Many shoppers flood to Christmas markets every year and Nottingham is no exception. But in light of the pandemic many are questioning why the annual market was allowed to take place.
Nottingham’s Christmas market was forced to close for the rest of the year this weekend after being open for just one day.
The Winter Wonderland market experienced large crowds flocking to the city centre. After pictures were shared on social media of the chaotic scenes in Old Market Square it was clear to see that the market was breaking many COVID restrictions.
There was little sign of people wearing masks and a complete lack of the 2m social distancing.
With Nottinghamshire currently operating under Tier 3 restrictions it is clear that the Christmas market should of been cancelled like it was in Leicester, Manchester and many other cities.
Since Thursday October 29, before the national lockdown, Nottinghamshire was under Tier 3 restrictions meaning nobody living in Nottinghamshire since then has been able to mix indoors or even in private gardens.
Scenes like this in the City centre have rightly caused anger and upset with residents who haven’t been able to see family, friends and loved ones for over a month.
How are people not allowed to socially distance in a garden but can go to a market not wearing face coverings or masks and come into contact with thousands of people?
@BorisJohnson @MattHancock how can you allow Nottingham City Council to have the Christmas market this year? I can't go to my parents house for a cup of tea, my friends Covid secure pub remains closed at their most profitable time of year, and yet this is allowed? Absolute joke. pic.twitter.com/NBMUrHuxtt
— Eden Tranter (@Eden_Tranter) December 5, 2020
This event will undoubtedly increase the risk of a spike in COVID infections in the city, and that any hopes of moving into Tier 2 at the next review could now be in jeopardy.
The ill-judged decision created an unacceptable risk to public health. It also potentially jeopardises the progress made in reducing the COVID infection rate across the City over the last few weeks.
The Market being open, even for one day, will have a knock on effect and the NHS will suffer the consequences.
Coronavirus is a illness that places unprecedented demands on hospitals and it stretches them to their capacity.
It also doesn’t just affect the hospitals and the institution as a whole it affects people.
The NHS staff who have been working so tirelessly for months will now have to face more stress when COVID admissions go up.
Didn’t we clap as a nation every Thursday night for a reason?
Common sense would dictate that holding a Christmas themed market, on the first weekend shopping day since the reopening of non-essential retail, would generate significant additional footfall in Market Square.
Since September and the return to university, college and school many students have been blamed for spreading coronavirus and being behind the cause of the high rates in Nottingham.
However the majority of students have now returned home for Christmas and the Market was still packed full of people.
It makes you question was it fair to shift the blame completely onto students when the photos show the crowds to be filled with people of all different age groups.
The stall holders at the Christmas Market, many of them local, have brought stock that they now can’t sell.
The independent traders will now make no money in what is a vital time of year for them after what has been an incredibly difficult year.
In a joint statement from Mellors group, which operates the Market, and the city council said: “Public safety and the safety of the stallholders has always been first and foremost in all the decisions we have taken.”
If the safety of the stallholders was so paramount why did they open the Market in the first place?

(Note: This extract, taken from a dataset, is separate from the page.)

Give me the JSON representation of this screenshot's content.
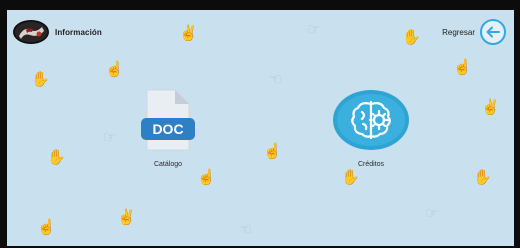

The decision not to have a Christmas Market should have been made months ago and then the stallholders would have known where they stood.
That would have been the best way of Mellors group and the city council protecting them and not allowing them to lose even more money.
It was obvious that after months of reduced social interaction a Christmas market would invite people into the city.
The intention to spread festivity and magic by opening the Christmas market instead of protecting public health during a global pandemic was reckless, stupid and unsafe.